Washington’s District Courts are limited jurisdiction courts but serve both criminal and civil cases. Their criminal jurisdiction includes gross misdemeanors, traffic and non-traffic offenses. Some common cases in District Courts are DUIs, driving without a license, reckless driving, and fourth-degree assault. These courts can also process preliminary hearings for felonies and other serious crimes. These courts are authorized to dole out punishments of up to one year in prison and fines of $5,000 for gross misdemeanors. For regular misdemeanors, they can issue 90 days in jail and a $1,000 fine. District Courts do hold jury trials.
District Courts also handle civil disputes such as personal injury cases, landlord/tenant issues, contract disputes of up to $100,000, and other civil proceedings. They also handle domestic violence and protective orders, name changes, lien foreclosures, and small claims issues of up to $5,000. Some Superior Courts have a special small claims division to handle these cases. Appeals from these courts go to the Court of Appeals and then if necessary, to the Supreme Court.

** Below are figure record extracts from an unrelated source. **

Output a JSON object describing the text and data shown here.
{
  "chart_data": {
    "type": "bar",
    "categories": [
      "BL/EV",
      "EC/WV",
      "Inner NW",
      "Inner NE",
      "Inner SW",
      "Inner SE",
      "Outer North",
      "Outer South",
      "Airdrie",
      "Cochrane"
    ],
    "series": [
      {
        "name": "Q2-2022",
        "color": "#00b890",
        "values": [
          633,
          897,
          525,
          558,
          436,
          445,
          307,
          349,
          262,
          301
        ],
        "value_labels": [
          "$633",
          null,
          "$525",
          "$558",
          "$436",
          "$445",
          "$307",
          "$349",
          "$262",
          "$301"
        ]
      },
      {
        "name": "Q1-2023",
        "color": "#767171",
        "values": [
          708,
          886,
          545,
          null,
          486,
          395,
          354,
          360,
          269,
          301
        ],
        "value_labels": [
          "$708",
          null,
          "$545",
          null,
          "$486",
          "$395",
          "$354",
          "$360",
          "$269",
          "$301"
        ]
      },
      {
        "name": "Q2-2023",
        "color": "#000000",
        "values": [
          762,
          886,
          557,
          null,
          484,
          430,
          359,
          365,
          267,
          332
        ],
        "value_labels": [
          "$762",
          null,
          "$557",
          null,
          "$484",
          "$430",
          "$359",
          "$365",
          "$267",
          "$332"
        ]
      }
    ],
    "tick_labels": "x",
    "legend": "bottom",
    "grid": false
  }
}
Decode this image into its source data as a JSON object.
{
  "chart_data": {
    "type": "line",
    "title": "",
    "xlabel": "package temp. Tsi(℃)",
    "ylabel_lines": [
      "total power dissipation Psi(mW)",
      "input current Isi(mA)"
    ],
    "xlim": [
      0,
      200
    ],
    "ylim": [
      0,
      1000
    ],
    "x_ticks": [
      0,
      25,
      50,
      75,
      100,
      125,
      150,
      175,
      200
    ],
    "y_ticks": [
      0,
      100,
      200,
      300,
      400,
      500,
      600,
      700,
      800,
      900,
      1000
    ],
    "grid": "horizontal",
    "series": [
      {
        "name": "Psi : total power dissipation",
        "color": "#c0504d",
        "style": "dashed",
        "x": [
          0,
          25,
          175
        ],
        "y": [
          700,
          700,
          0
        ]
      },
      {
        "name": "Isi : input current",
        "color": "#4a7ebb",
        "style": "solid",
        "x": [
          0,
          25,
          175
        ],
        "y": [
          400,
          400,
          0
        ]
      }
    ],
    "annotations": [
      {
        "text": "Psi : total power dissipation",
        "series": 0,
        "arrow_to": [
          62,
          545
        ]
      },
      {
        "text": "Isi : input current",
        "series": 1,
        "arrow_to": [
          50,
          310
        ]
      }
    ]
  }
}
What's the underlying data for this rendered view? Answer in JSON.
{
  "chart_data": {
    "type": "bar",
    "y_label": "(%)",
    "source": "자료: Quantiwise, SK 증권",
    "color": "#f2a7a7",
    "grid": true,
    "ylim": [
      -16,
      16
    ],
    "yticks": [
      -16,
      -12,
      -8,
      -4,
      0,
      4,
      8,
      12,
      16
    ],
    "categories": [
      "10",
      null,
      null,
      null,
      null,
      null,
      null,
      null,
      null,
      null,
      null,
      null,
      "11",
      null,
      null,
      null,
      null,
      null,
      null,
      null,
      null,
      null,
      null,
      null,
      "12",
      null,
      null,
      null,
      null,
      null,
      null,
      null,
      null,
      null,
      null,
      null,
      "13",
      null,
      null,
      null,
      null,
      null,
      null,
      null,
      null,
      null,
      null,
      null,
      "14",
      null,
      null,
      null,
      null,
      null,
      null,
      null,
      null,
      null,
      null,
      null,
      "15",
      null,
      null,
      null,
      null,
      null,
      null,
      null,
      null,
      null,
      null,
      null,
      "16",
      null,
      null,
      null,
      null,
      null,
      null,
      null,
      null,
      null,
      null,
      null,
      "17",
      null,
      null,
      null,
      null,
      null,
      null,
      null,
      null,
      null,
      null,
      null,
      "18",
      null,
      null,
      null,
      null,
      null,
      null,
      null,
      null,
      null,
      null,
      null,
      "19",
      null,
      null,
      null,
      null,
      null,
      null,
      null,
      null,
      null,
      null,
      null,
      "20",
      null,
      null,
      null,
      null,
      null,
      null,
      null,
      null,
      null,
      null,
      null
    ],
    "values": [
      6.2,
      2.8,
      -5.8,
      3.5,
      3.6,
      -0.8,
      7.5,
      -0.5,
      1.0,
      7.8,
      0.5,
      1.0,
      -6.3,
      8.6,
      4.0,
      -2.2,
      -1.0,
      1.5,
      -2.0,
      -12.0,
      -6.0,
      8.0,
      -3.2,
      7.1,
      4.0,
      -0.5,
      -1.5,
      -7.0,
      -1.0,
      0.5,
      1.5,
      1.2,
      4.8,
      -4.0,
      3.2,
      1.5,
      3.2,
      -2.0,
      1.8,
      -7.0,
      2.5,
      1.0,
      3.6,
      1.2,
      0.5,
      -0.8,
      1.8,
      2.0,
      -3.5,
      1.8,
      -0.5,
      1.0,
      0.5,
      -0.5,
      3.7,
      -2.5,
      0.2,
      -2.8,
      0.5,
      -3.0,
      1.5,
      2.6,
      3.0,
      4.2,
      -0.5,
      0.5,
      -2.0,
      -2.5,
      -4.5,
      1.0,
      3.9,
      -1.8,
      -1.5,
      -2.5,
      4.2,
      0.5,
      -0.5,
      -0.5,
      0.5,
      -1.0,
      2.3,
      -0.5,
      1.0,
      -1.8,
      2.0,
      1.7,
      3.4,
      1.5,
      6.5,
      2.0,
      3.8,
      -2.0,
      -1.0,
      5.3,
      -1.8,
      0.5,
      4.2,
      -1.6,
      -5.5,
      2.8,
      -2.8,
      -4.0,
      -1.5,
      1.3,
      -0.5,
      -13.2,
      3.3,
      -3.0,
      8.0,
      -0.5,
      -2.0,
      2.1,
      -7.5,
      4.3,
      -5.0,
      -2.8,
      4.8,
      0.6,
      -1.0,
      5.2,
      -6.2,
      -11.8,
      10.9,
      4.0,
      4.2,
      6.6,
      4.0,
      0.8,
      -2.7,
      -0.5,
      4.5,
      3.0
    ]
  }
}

Judges in District Courts serve four-year terms, and they are elected into office. All limited jurisdiction judges must attend 45 hours of continuing education every three years. The District Courts in Washington are supported by administrative staff and the Court Clerk for the state. The Washington State Courts website has resources for self-represented litigants including guides, all the forms needed for filing a case in Washington and handbooks, publications, court reports, problem-solving courts, legislative summaries, court rules and access to public court records.
District and Municipal Courts total about 2 million cases per year and see more legal issues than any other courts in the state. The bulk of these cases are traffic violations and parking tickets.